I have multiple pandas dataframes, to keep it simple, let's say I have three.
>> df1=
col1 col2
id1 A B
id2 C D
id3 B A
id4 E F
>> df2=
col1 col2
id1 B A
id2 D C
id3 M N
id4 F E
>> df3=
col1 col2
id1 A B
id2 D C
id3 N M
id4 E F
The result needed is :
>> df=
col1 col2
id1 A B
id2 C D
id3 E F
Because the pairs (A, B),(C, D),(E, F) appear in all the data frames although it may be reversed.

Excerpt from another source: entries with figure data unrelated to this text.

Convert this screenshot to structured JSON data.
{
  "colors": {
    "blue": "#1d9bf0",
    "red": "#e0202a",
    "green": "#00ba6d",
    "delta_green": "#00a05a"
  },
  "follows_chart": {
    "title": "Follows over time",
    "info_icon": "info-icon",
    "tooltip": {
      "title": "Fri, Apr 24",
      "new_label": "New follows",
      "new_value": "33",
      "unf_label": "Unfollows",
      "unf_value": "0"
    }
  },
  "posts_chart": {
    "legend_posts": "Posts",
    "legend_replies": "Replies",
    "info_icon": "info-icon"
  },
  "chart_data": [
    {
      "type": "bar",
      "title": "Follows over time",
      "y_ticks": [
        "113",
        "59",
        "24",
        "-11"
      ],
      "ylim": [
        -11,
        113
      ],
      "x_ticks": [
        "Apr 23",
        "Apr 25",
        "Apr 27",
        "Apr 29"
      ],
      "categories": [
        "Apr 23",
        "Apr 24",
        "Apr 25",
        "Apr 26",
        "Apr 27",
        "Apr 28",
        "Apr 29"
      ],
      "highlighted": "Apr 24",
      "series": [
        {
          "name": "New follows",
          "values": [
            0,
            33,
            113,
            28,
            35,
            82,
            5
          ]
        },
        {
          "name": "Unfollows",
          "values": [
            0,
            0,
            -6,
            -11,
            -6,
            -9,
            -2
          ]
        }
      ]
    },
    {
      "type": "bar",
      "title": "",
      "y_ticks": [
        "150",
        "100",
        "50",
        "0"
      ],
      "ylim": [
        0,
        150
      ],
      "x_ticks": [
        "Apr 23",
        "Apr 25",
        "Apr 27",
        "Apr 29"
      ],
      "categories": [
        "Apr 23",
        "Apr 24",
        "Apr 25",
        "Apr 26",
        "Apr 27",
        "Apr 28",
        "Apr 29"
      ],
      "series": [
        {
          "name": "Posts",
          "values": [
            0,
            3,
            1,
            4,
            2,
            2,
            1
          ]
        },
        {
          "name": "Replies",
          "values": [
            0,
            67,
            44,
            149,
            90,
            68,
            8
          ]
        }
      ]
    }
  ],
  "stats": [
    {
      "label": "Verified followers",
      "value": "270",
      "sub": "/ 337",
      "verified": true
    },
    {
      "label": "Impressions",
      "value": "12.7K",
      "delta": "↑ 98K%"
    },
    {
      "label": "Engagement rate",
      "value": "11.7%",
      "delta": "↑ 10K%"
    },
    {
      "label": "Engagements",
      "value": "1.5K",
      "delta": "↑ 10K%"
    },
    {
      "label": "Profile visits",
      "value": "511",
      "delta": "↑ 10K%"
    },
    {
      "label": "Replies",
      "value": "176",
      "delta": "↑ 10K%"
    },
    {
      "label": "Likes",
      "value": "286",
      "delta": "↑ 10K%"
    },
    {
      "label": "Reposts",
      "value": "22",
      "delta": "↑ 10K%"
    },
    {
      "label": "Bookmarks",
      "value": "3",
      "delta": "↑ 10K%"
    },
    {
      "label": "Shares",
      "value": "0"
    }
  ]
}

While using pandas merge it just considers the way columns are passed. To check my observation I tried the following code for two data frames:
df1['reverse_1'] = (df1.col1+df1.col2).isin(df2.col1 + df2.col2)

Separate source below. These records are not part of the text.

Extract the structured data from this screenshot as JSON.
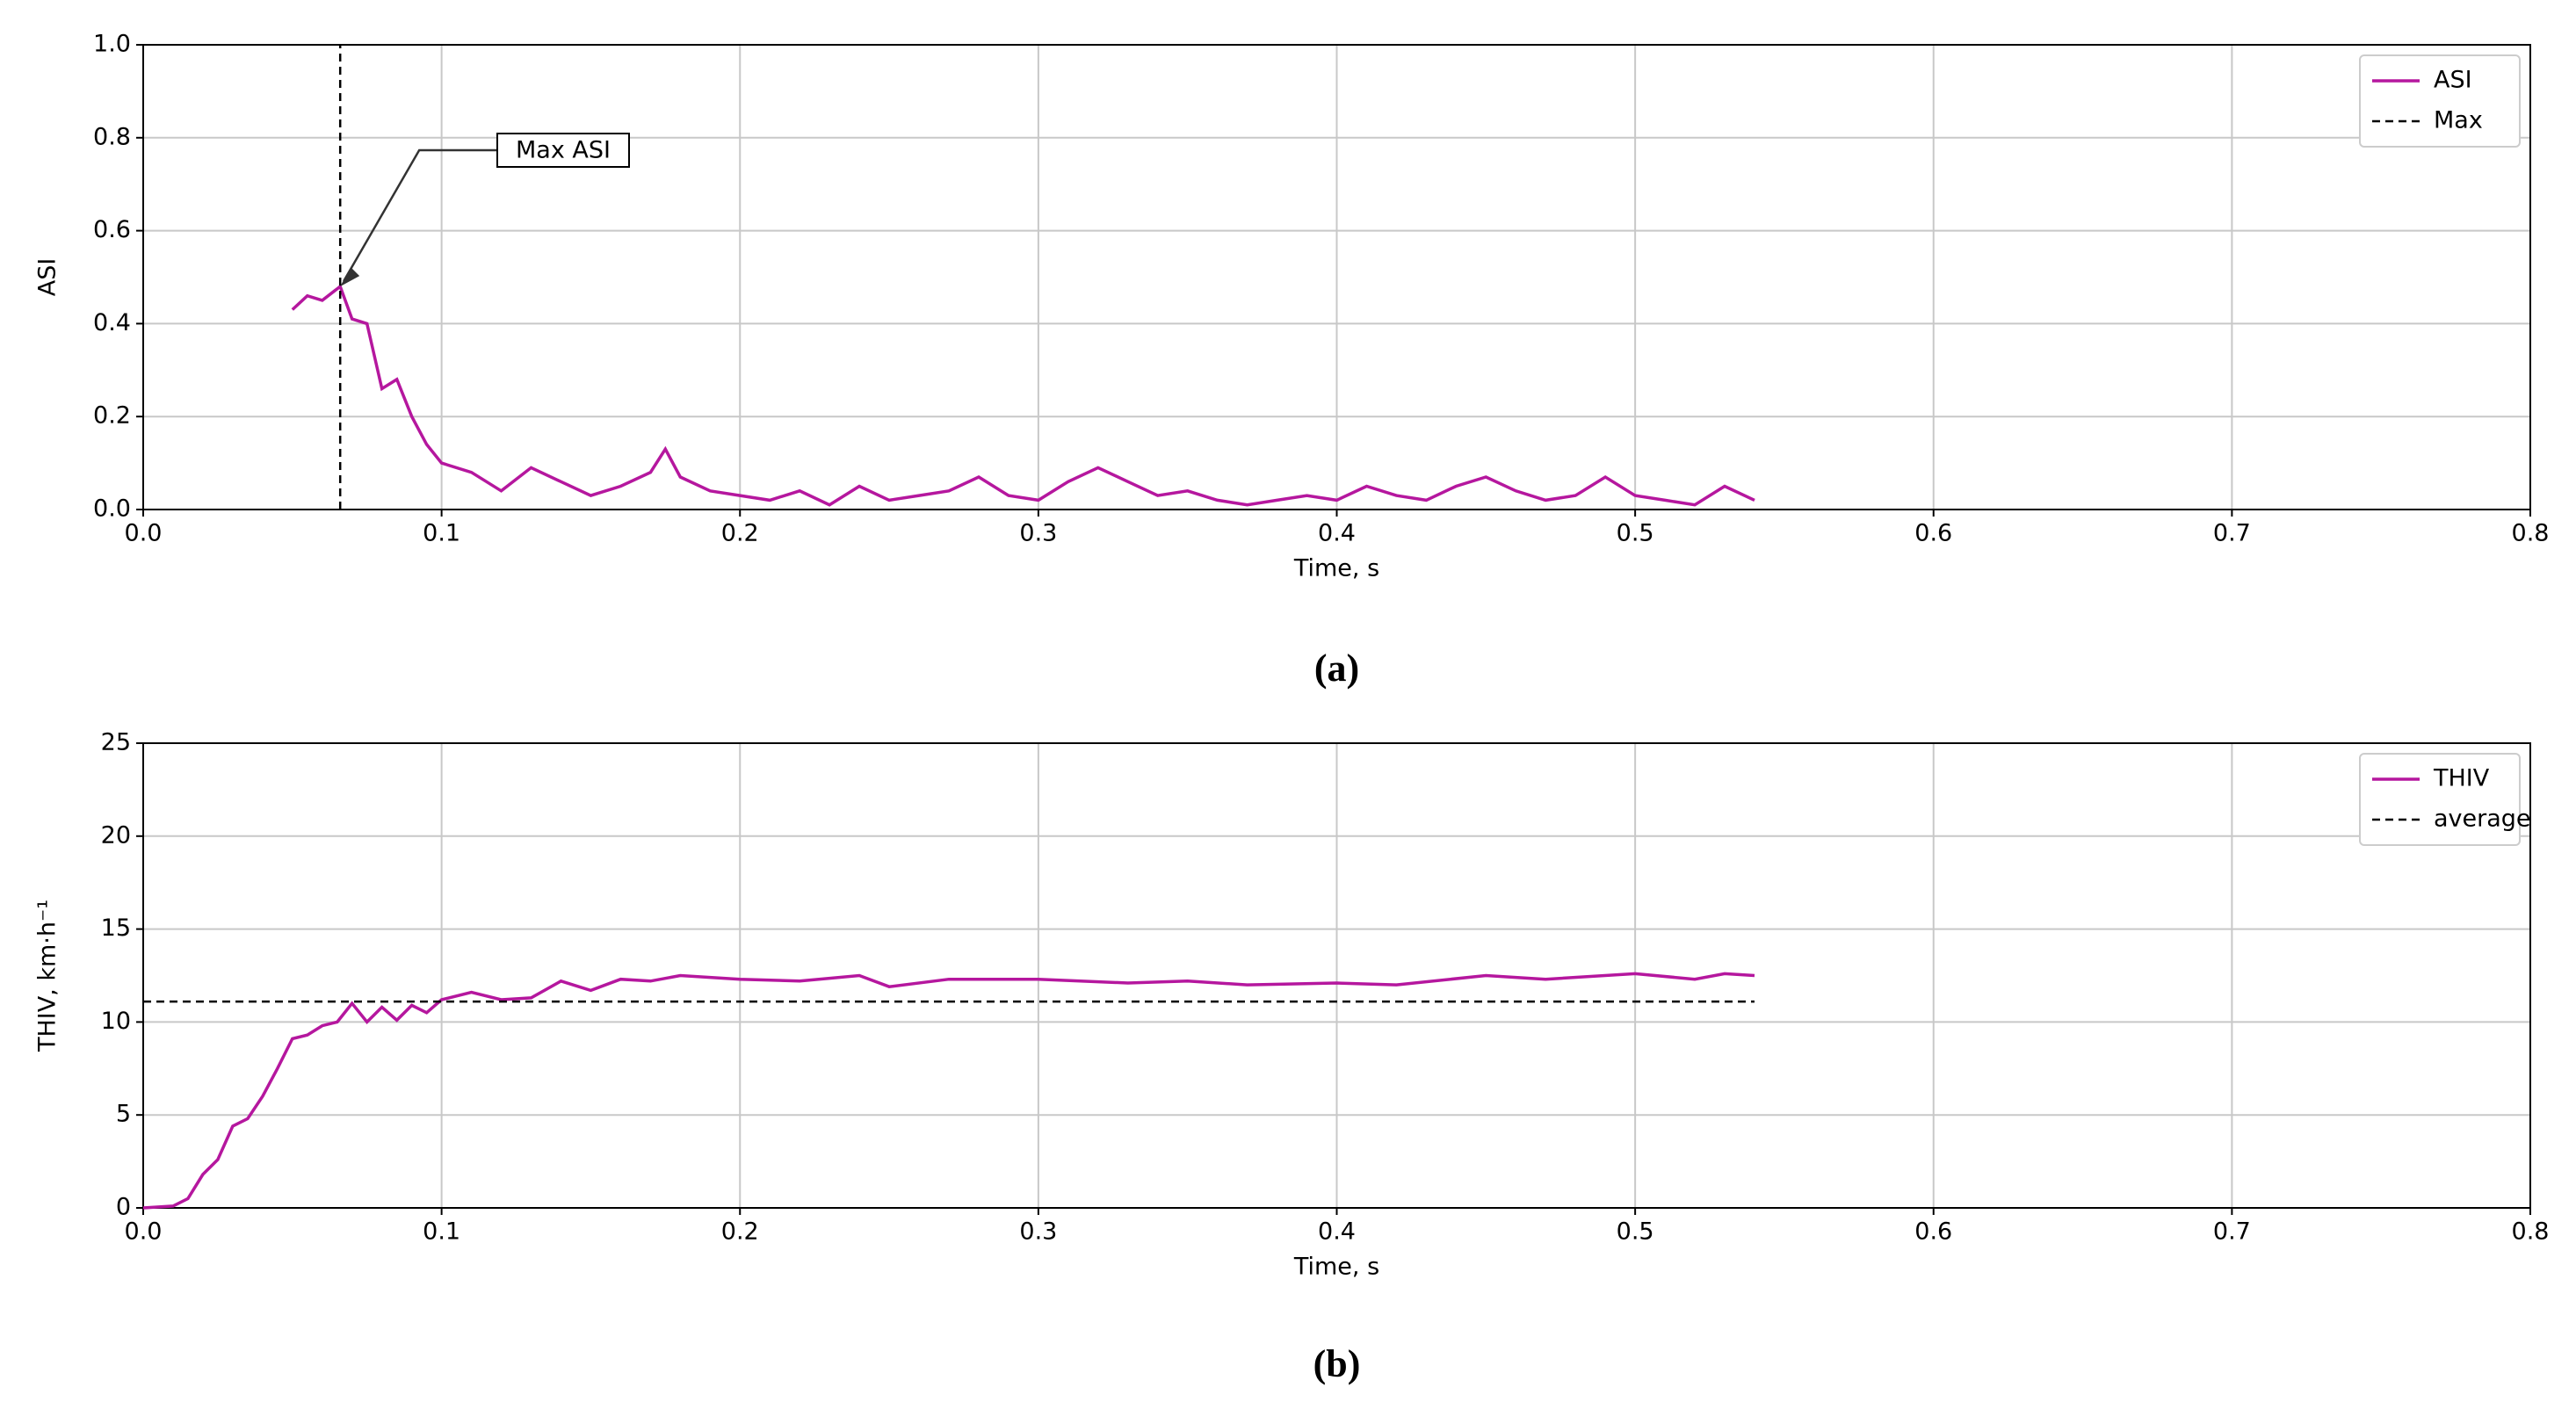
{
  "chart_data": [
    {
      "type": "line",
      "caption": "(a)",
      "x_label": "Time, s",
      "y_label": "ASI",
      "xlim": [
        0,
        0.8
      ],
      "ylim": [
        0,
        1
      ],
      "xticks": [
        {
          "value": 0,
          "label": "0.0"
        },
        0.1,
        0.2,
        0.3,
        0.4,
        0.5,
        0.6,
        0.7,
        0.8
      ],
      "yticks": [
        {
          "value": 0,
          "label": "0.0"
        },
        0.2,
        0.4,
        0.6,
        0.8,
        {
          "value": 1,
          "label": "1.0"
        }
      ],
      "grid": true,
      "legend": "upper right",
      "annotation": {
        "text": "Max ASI",
        "x": 0.066,
        "y": 0.48
      },
      "series": [
        {
          "name": "ASI",
          "color": "#b5179e",
          "dashed": false,
          "x": [
            0.05,
            0.055,
            0.06,
            0.066,
            0.07,
            0.075,
            0.08,
            0.085,
            0.09,
            0.095,
            0.1,
            0.11,
            0.12,
            0.13,
            0.14,
            0.15,
            0.16,
            0.17,
            0.175,
            0.18,
            0.19,
            0.2,
            0.21,
            0.22,
            0.23,
            0.24,
            0.25,
            0.26,
            0.27,
            0.28,
            0.29,
            0.3,
            0.31,
            0.32,
            0.33,
            0.34,
            0.35,
            0.36,
            0.37,
            0.38,
            0.39,
            0.4,
            0.41,
            0.42,
            0.43,
            0.44,
            0.45,
            0.46,
            0.47,
            0.48,
            0.49,
            0.5,
            0.51,
            0.52,
            0.53,
            0.54
          ],
          "values": [
            0.43,
            0.46,
            0.45,
            0.48,
            0.41,
            0.4,
            0.26,
            0.28,
            0.2,
            0.14,
            0.1,
            0.08,
            0.04,
            0.09,
            0.06,
            0.03,
            0.05,
            0.08,
            0.13,
            0.07,
            0.04,
            0.03,
            0.02,
            0.04,
            0.01,
            0.05,
            0.02,
            0.03,
            0.04,
            0.07,
            0.03,
            0.02,
            0.06,
            0.09,
            0.06,
            0.03,
            0.04,
            0.02,
            0.01,
            0.02,
            0.03,
            0.02,
            0.05,
            0.03,
            0.02,
            0.05,
            0.07,
            0.04,
            0.02,
            0.03,
            0.07,
            0.03,
            0.02,
            0.01,
            0.05,
            0.02
          ]
        },
        {
          "name": "Max",
          "color": "#000000",
          "dashed": true,
          "x": [
            0.066,
            0.066
          ],
          "values": [
            0,
            1
          ]
        }
      ]
    },
    {
      "type": "line",
      "caption": "(b)",
      "x_label": "Time, s",
      "y_label": "THIV, km·h⁻¹",
      "xlim": [
        0,
        0.8
      ],
      "ylim": [
        0,
        25
      ],
      "xticks": [
        {
          "value": 0,
          "label": "0.0"
        },
        0.1,
        0.2,
        0.3,
        0.4,
        0.5,
        0.6,
        0.7,
        0.8
      ],
      "yticks": [
        0,
        5,
        10,
        15,
        20,
        25
      ],
      "grid": true,
      "legend": "upper right",
      "series": [
        {
          "name": "THIV",
          "color": "#b5179e",
          "dashed": false,
          "x": [
            0,
            0.01,
            0.015,
            0.02,
            0.025,
            0.03,
            0.035,
            0.04,
            0.045,
            0.05,
            0.055,
            0.06,
            0.065,
            0.07,
            0.075,
            0.08,
            0.085,
            0.09,
            0.095,
            0.1,
            0.11,
            0.12,
            0.13,
            0.14,
            0.15,
            0.16,
            0.17,
            0.18,
            0.2,
            0.22,
            0.24,
            0.25,
            0.27,
            0.3,
            0.33,
            0.35,
            0.37,
            0.4,
            0.42,
            0.45,
            0.47,
            0.5,
            0.52,
            0.53,
            0.54
          ],
          "values": [
            0,
            0.1,
            0.5,
            1.8,
            2.6,
            4.4,
            4.8,
            6.0,
            7.5,
            9.1,
            9.3,
            9.8,
            10.0,
            11.0,
            10.0,
            10.8,
            10.1,
            10.9,
            10.5,
            11.2,
            11.6,
            11.2,
            11.3,
            12.2,
            11.7,
            12.3,
            12.2,
            12.5,
            12.3,
            12.2,
            12.5,
            11.9,
            12.3,
            12.3,
            12.1,
            12.2,
            12.0,
            12.1,
            12.0,
            12.5,
            12.3,
            12.6,
            12.3,
            12.6,
            12.5
          ]
        },
        {
          "name": "average",
          "color": "#000000",
          "dashed": true,
          "x": [
            0,
            0.54
          ],
          "values": [
            11.1,
            11.1
          ]
        }
      ]
    }
  ]
}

df1['reverse_2'] = (df1.col1+df1.col2).isin(df2.col2 + df2.col1)
And I found that the results differ:
col1 col2 reverse_1 reverse_2
a b False True
c d False True
b a True False
e f False True
So, if I collect 'True' values from both reverse_1 and reverse_2 columns, I can get the intersect of both the data frames. Even if I do it for two data frames it's not clear to me how to proceed with more data frames (more than two). I am little confused about that. Any suggestions?